# Visual Basic > Games and Graphics Programming > Game Demos >  C# XNA:  Wormipede Port

## Lord Orwell

This is a direct (nearly) line-for-line port of My old Games Contest Submission: Wormipede, located HERE

I basically converted one function at a time, and split the drawing and processing into different functions for readability and to more fit in with the framework's expectation of code placement:  Namely the Update function is there for code placement of non-drawing code, and Draw is there for actual sprite/background drawing.

The game could still be considered a work in progress, but it's pretty much fully playable.  The only thing that doesn't work is the exit button on screen.  However, i have included xbox 360 controller support via x and y, start and exit buttons, and the gamepad.  

There have been light adjustments to the way the sprites move, but probably the biggest change is that thanks to rotation, i no longer have a different sprite for each direction.  

Issue:  Spider graphic is not transparent.
Issue:  No code to support exiting by clicking button, but close box works.  It didn't work in the original either.
Issue:  Heartbeat sound doesn't loop properly.  This isn't a code issue.  The sound itself is corrupted.
Issue:  High scores aren't stored.  This is in fact intentional.
Change:  Form size is fixed
Change:  Xbox 360 controller support
Change:  Code clean-up (but it's still a wreck)
Change:  XNA instead of DX7
Change:  C# instead of vb6

Requirements:  XNA Studio 4.0, VC# 2010, Updated DirectX.

I will be doing a complete re-write of this from the ground up soon to take advantage of what i've learned, and use per-pixel placement of items and movement instead of a grid.

If anyone is interested in doing some artwork, i could use some tile graphics.  The new version will have 20x20 tiles, and i'm not good enough to make it look good.

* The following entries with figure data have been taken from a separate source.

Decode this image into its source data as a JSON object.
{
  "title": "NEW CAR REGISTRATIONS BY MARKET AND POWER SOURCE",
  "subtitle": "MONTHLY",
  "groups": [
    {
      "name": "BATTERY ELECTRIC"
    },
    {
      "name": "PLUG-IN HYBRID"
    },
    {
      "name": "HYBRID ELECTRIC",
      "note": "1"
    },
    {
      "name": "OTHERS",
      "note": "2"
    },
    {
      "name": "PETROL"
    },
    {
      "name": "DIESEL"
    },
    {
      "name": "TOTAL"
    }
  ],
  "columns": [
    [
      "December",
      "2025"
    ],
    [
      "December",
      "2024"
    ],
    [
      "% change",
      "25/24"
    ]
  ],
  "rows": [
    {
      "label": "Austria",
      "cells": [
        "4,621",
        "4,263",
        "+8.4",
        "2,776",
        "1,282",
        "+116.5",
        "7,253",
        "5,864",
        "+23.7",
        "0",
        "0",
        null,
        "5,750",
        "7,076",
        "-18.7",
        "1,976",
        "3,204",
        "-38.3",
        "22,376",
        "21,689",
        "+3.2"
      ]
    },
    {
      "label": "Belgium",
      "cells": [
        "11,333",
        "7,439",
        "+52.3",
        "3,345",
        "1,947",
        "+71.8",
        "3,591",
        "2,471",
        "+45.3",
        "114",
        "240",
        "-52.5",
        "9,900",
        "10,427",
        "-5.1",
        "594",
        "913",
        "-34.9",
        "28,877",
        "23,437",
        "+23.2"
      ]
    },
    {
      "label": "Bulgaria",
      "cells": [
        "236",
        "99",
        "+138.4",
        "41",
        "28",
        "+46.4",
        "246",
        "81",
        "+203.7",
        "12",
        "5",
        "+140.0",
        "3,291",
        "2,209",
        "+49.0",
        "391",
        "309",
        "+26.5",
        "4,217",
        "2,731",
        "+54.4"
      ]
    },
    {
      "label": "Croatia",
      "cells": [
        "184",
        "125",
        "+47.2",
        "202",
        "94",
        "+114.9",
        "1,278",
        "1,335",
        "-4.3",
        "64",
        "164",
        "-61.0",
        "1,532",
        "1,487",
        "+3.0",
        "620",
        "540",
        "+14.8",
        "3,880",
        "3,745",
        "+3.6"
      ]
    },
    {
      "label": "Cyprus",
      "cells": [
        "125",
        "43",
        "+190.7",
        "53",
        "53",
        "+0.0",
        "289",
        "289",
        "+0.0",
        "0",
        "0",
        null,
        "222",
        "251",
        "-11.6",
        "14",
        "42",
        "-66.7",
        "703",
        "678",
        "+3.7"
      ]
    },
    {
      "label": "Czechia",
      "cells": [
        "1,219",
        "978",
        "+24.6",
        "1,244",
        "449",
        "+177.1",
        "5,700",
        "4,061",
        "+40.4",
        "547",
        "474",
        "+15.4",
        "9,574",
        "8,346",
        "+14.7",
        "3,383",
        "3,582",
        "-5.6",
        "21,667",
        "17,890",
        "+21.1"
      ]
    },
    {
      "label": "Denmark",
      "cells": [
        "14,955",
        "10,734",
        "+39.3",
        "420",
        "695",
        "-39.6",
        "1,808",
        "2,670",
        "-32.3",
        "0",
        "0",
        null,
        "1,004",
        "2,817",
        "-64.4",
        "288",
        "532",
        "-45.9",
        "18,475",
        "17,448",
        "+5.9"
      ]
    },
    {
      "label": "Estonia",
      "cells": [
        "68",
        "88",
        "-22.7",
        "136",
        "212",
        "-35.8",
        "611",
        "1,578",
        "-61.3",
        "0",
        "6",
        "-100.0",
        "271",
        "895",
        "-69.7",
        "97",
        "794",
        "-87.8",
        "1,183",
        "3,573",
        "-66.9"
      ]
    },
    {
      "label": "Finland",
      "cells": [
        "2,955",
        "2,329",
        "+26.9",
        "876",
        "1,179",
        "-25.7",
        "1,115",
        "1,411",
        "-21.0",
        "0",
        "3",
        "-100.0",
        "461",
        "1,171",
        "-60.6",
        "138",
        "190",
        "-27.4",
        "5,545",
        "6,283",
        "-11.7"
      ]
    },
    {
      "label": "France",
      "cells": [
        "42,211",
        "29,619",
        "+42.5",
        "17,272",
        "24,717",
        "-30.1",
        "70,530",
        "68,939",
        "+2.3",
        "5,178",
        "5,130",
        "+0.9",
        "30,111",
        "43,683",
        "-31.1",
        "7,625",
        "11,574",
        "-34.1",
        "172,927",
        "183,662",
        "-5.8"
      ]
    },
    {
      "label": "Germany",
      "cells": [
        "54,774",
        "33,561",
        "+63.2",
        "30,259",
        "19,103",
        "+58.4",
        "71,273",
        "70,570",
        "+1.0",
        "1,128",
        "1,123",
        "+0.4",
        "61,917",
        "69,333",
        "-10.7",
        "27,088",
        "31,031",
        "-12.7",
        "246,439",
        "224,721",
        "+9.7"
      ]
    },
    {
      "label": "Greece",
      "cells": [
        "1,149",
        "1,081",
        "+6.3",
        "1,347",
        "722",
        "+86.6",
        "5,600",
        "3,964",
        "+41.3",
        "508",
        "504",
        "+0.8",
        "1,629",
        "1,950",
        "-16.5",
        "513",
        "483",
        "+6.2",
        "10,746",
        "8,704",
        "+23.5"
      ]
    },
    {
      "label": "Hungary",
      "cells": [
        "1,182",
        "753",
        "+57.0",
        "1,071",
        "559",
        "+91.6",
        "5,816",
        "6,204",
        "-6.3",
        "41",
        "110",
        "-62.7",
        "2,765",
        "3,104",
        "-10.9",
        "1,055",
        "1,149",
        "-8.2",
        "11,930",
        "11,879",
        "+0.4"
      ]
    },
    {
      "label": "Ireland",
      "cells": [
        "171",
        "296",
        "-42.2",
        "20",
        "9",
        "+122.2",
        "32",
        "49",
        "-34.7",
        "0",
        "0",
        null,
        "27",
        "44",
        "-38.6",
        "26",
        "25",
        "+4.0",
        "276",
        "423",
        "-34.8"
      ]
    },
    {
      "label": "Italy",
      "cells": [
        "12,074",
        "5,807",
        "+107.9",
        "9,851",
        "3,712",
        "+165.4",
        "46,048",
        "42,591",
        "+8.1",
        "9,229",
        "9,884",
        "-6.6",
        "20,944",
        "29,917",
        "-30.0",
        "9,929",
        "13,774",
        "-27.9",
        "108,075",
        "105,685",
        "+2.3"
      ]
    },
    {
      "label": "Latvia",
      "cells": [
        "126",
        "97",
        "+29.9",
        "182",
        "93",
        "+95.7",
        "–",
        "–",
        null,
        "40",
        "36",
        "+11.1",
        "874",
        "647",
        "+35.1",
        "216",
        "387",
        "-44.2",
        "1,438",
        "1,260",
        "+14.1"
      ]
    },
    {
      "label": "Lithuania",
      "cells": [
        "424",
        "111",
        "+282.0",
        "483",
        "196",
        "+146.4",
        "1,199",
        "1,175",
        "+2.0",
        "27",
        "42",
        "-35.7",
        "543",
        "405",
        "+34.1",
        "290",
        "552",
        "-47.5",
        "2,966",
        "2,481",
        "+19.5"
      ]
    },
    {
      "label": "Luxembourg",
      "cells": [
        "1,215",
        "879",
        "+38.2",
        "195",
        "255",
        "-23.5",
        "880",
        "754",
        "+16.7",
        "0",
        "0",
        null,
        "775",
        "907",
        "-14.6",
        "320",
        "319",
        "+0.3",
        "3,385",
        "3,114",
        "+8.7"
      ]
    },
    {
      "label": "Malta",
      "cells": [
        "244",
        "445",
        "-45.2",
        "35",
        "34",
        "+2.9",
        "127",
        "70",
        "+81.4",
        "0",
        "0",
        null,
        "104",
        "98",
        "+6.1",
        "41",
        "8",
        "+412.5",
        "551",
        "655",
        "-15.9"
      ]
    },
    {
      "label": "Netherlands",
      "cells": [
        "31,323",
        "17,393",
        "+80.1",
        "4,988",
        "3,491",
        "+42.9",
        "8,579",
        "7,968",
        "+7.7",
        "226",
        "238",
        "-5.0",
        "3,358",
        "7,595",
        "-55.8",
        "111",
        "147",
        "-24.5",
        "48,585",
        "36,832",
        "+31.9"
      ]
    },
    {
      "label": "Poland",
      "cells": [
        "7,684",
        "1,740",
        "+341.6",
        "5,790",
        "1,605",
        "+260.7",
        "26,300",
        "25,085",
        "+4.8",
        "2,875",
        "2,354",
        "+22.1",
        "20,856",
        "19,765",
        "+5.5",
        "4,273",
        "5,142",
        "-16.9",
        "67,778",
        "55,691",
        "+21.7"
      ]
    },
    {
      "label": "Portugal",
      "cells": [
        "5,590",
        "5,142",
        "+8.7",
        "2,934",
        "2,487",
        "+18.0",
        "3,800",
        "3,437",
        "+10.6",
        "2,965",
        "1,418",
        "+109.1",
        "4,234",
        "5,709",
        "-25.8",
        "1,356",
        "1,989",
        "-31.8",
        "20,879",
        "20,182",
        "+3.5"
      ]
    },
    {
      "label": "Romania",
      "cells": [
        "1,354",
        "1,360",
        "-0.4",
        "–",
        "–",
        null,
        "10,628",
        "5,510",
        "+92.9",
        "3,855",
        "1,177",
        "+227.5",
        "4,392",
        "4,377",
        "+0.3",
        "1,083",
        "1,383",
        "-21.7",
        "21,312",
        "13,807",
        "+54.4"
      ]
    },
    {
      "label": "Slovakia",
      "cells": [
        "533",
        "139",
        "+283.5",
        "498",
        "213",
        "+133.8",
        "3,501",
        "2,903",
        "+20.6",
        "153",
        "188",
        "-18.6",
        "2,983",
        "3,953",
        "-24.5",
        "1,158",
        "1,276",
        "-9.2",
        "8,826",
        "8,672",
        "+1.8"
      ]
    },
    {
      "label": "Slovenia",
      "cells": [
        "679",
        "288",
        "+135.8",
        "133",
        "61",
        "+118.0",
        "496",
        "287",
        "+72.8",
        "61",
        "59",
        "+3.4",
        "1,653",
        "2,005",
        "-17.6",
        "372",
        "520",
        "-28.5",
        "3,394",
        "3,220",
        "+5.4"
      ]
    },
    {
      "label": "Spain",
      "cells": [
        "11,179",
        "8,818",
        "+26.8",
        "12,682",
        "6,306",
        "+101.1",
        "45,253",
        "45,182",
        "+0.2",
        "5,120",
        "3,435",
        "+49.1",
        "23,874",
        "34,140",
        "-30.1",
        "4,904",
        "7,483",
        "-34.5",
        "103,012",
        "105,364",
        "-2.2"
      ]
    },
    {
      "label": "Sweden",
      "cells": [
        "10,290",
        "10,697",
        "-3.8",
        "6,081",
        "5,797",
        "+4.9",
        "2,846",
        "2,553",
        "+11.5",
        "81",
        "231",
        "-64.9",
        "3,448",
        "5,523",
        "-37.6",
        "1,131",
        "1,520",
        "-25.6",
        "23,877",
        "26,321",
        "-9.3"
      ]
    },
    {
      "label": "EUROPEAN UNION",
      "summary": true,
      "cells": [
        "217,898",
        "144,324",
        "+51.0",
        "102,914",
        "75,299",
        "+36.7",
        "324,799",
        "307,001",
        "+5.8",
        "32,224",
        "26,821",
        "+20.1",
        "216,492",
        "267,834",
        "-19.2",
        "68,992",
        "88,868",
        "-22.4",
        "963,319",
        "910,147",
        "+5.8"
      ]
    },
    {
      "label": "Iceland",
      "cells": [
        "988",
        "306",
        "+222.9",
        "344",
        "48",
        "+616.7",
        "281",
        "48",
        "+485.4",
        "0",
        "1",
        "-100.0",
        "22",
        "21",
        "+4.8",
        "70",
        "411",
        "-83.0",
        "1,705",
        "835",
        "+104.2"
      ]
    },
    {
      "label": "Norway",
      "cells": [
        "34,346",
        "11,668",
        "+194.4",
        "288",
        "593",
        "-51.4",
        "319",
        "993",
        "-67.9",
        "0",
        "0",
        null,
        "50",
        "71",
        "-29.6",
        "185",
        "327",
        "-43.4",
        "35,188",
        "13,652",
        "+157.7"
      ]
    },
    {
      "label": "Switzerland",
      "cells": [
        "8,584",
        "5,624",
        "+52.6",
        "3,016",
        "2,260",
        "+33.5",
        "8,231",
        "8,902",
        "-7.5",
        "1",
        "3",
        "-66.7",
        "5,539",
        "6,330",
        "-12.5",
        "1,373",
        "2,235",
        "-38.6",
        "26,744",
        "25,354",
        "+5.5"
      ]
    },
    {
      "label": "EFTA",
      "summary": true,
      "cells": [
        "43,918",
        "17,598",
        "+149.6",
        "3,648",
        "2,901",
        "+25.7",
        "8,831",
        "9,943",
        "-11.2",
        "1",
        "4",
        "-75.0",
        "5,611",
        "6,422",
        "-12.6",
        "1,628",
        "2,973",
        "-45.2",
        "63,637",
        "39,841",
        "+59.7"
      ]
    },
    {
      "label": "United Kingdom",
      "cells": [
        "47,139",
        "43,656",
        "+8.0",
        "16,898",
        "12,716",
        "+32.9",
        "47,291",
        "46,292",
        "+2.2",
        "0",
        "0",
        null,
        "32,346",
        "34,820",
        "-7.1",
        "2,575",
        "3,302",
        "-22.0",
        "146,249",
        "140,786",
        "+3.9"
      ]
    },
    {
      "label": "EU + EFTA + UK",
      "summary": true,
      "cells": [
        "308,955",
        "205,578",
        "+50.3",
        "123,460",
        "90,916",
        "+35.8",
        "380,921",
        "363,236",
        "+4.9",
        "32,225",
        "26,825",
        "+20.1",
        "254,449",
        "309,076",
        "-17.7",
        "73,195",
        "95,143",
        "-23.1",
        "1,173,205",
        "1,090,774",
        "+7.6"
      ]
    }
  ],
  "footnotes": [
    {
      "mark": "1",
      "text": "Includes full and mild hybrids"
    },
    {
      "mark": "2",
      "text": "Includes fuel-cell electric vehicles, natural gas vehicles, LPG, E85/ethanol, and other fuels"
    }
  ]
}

If you use any code in here, gimme credit.  :Wink:

----------


## Lord Orwell

i found a package someone wrote on line that allows you to use any joystick with any existing xna game that supports the xbox 360 controller.  It is called xbox360cemu and there's a google code page for it.  You simply drag and drop the files into the directory with the .exe.  As you all know, when a .dll is called, the os looks in the current directory first.  I have gotten my standard usb controller to work not only with this, but Skyrim, Batman Arkham Asylum and Borderlands (although i had to leave out one of the files for it to work in skyrim).  I have not been able to confirm the licensing on the package, so i can't recommend including it in your packages.  I also don't have an actual 360 controller any more to test to see if it messes up functionality of a real one.

----------


## Lord Orwell

(many months later) I just recently got this to work in visual studio 2017, although xna studio won't directly install in it.  If you are running a version of visual studio newer than 2010, follow this guide to get it running in 2017:  http://flatredball.com/visual-studio-2017-xna-setup/ it's fully functional and works as intended, even though you get a warning saying it's not compatible.

----------


## Lord Orwell

XNA has been deprecated but Mono is basically the exact same thing since it was designed as an open-source replacement.  This project will mostly work as-is with mono added, but you'll have to do the hard work of modifying it to change the namespaces.

----------